More than a century after Charles Darwin described a family in India in which 10 men had sparse hair, small teeth, and "excessive dryness of the skin" during hot weather, scientists have pinned the blame for the malady on a gene-the first linked to baldness.

Anand K. Srivastava of the J.C. Self Research Institute of Human Genetics in Greenwood, S.C., and his colleagues report in the August Nature Genetics that they have isolated a gene which, when faulty, causes the Indian family's complaint, now known as anhidrotic ectodermal dysplasia. The researchers also pinpointed the specific mutations and deletions that cause the pattern of symptoms Darwin described.

Anhidrotic ectodermal dysplasia is one of 150 syndromes marked by defects in skin, hair, teeth, and nails. Together, these syndromes afflict 125,000 people in the United States.

Though it may seem odd that anomalies in a single gene can affect such distinctly different bodily features as hair, teeth, and sweat glands, the trio is linked by a basic fact of human development-each forms within 12 weeks of conception from embryonic skin. The embryo's outer surface, or ectoderm, develops into hair, nails, skin glands, nervous system, and sensory organs.

Anhidrotic ectodermal dysplasia, which means abnormal growth of the ectoderm, including an inability to sweat, appears mainly in men. "It is remarkable that no instance has occurred of a daughter being thus affected," Darwin noted in his report on the Indian family.

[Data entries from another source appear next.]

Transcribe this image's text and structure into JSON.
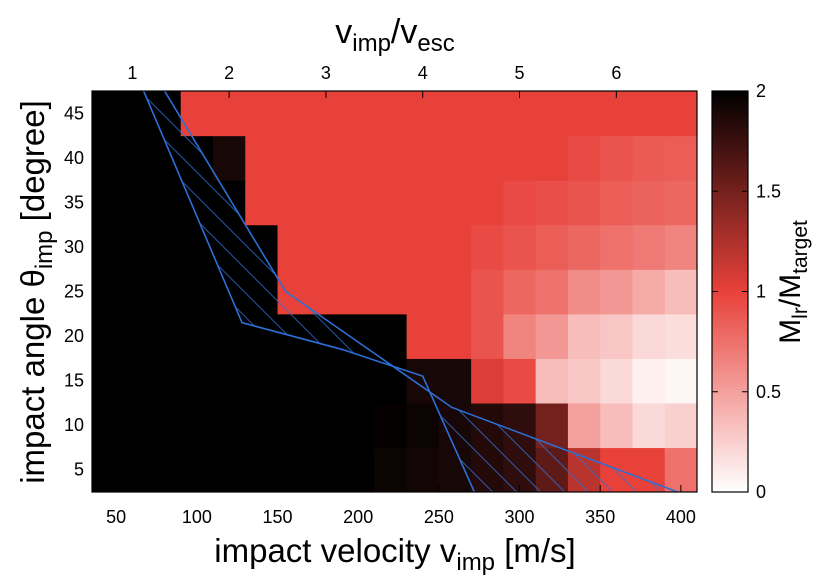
{
  "chart_data": {
    "type": "heatmap",
    "xlabel_main": "impact velocity v",
    "xlabel_sub": "imp",
    "xlabel_tail": " [m/s]",
    "ylabel_main": "impact angle θ",
    "ylabel_sub": "imp",
    "ylabel_tail": " [degree]",
    "top_label_v1": "v",
    "top_label_sub1": "imp",
    "top_label_sep": "/v",
    "top_label_sub2": "esc",
    "colorbar_label_m1": "M",
    "colorbar_label_sub1": "lr",
    "colorbar_label_sep": "/M",
    "colorbar_label_sub2": "target",
    "x_ticks": [
      "50",
      "100",
      "150",
      "200",
      "250",
      "300",
      "350",
      "400"
    ],
    "y_ticks": [
      "5",
      "10",
      "15",
      "20",
      "25",
      "30",
      "35",
      "40",
      "45"
    ],
    "top_ticks": [
      "1",
      "2",
      "3",
      "4",
      "5",
      "6"
    ],
    "top_tick_values": [
      1,
      2,
      3,
      4,
      5,
      6
    ],
    "colorbar_ticks": [
      "0",
      "0.5",
      "1",
      "1.5",
      "2"
    ],
    "colorbar_tick_values": [
      0,
      0.5,
      1,
      1.5,
      2
    ],
    "xlim": [
      35,
      410
    ],
    "ylim": [
      2.5,
      47.5
    ],
    "clim": [
      0,
      2
    ],
    "v_esc": 60,
    "x_centers": [
      40,
      60,
      80,
      100,
      120,
      140,
      160,
      180,
      200,
      220,
      240,
      260,
      280,
      300,
      320,
      340,
      360,
      380,
      400
    ],
    "y_centers": [
      5,
      10,
      15,
      20,
      25,
      30,
      35,
      40,
      45
    ],
    "colormap": [
      "#ffffff",
      "#e8413a",
      "#000000"
    ],
    "grid": [
      [
        2,
        2,
        2,
        2,
        2,
        2,
        2,
        2,
        2,
        1.95,
        1.92,
        1.9,
        1.85,
        1.8,
        1.6,
        1.2,
        1.0,
        1.0,
        0.75
      ],
      [
        2,
        2,
        2,
        2,
        2,
        2,
        2,
        2,
        2,
        1.98,
        1.95,
        1.9,
        1.85,
        1.8,
        1.5,
        0.5,
        0.35,
        0.2,
        0.25
      ],
      [
        2,
        2,
        2,
        2,
        2,
        2,
        2,
        2,
        2,
        2,
        1.9,
        1.9,
        1.05,
        0.95,
        0.35,
        0.3,
        0.2,
        0.08,
        0.05
      ],
      [
        2,
        2,
        2,
        2,
        2,
        2,
        2,
        2,
        2,
        2,
        1.0,
        1.0,
        0.9,
        0.65,
        0.55,
        0.35,
        0.3,
        0.2,
        0.18
      ],
      [
        2,
        2,
        2,
        2,
        2,
        2,
        1.0,
        1.0,
        1.0,
        1.0,
        1.0,
        1.0,
        0.9,
        0.8,
        0.75,
        0.6,
        0.55,
        0.45,
        0.35
      ],
      [
        2,
        2,
        2,
        2,
        2,
        2,
        1.0,
        1.0,
        1.0,
        1.0,
        1.0,
        1.0,
        0.95,
        0.9,
        0.85,
        0.8,
        0.75,
        0.7,
        0.65
      ],
      [
        2,
        2,
        2,
        2,
        2,
        1.0,
        1.0,
        1.0,
        1.0,
        1.0,
        1.0,
        1.0,
        1.0,
        0.95,
        0.93,
        0.9,
        0.85,
        0.82,
        0.8
      ],
      [
        2,
        2,
        2,
        2,
        1.9,
        1.0,
        1.0,
        1.0,
        1.0,
        1.0,
        1.0,
        1.0,
        1.0,
        1.0,
        1.0,
        0.95,
        0.9,
        0.87,
        0.85
      ],
      [
        2,
        2,
        2,
        1.0,
        1.0,
        1.0,
        1.0,
        1.0,
        1.0,
        1.0,
        1.0,
        1.0,
        1.0,
        1.0,
        1.0,
        1.0,
        1.0,
        1.0,
        1.0
      ]
    ],
    "hatch_boundary_outer": [
      [
        80,
        47.5
      ],
      [
        155,
        25
      ],
      [
        258,
        12
      ],
      [
        398,
        2.5
      ]
    ],
    "hatch_boundary_inner": [
      [
        67,
        47.5
      ],
      [
        128,
        21.5
      ],
      [
        190,
        18.5
      ],
      [
        240,
        15.5
      ],
      [
        272,
        2.5
      ]
    ],
    "hatch_color": "#2d6fd6"
  }
}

Such an inheritance pattern had long indicated to scientists that the genetic flaw responsible for the disorder is located on the X chromosome. Women have two copies of the X chromosome, so one normal copy can compensate for a faulty one. Men have only one X chromosome, so they cannot escape the consequences of an error.

Srivastava's team began its quest for the gene with a woman who had the disorder. She also had a genetic anomaly: A piece of her X chromosome was spliced into another chromosome. This led the team to focus on the transplanted segment. Once they had found the gene, they analyzed it in 15 other patients. All 15 had either deletions or mutations in the gene.

"Now we have to learn how this gene functions," Srivastava says. The researchers plan to find out first in the Tabby mouse, which has the rodent counterpart of the human disorder.

"We want to introduce a normal gene into this mouse and see if we can [repair the defect],'' Srivastava says. "Once we know more about the mechanism of the gene and its function, it may help in the prevention of baldness."

In a separate study in the same journal, Christine Seidman of the Howard Hughes Medical Institute at Harvard Medical School in Boston and her colleagues say they have located the genetic flaw responsible for a rare developmental failure in which specific teeth fail to form. They found the mutation by studying a family in which 12 of 28 men and women lacked the same two teeth-a molar and a premolar.

The researchers then analyzed the DNA of affected family members to try to identify distinctive features that might account for the missing teeth. They found a mutation in a region of MSX1, a gene that makes a protein capable of regulating other genes. This mutation occurs in a sequence of the gene that rarely varies, even from species to species, and disrupts development of specific teeth, the researchers say.

Irma Thesleff of the University of Helsinki comments in the journal that MSX1 belongs to a gene family with an important role in regulating human development. Although the normal function of the ectodermal dysplasia gene is unknown, she says, its effects when flawed imply that the gene is also "part of some basic developmental regulatory mechanism."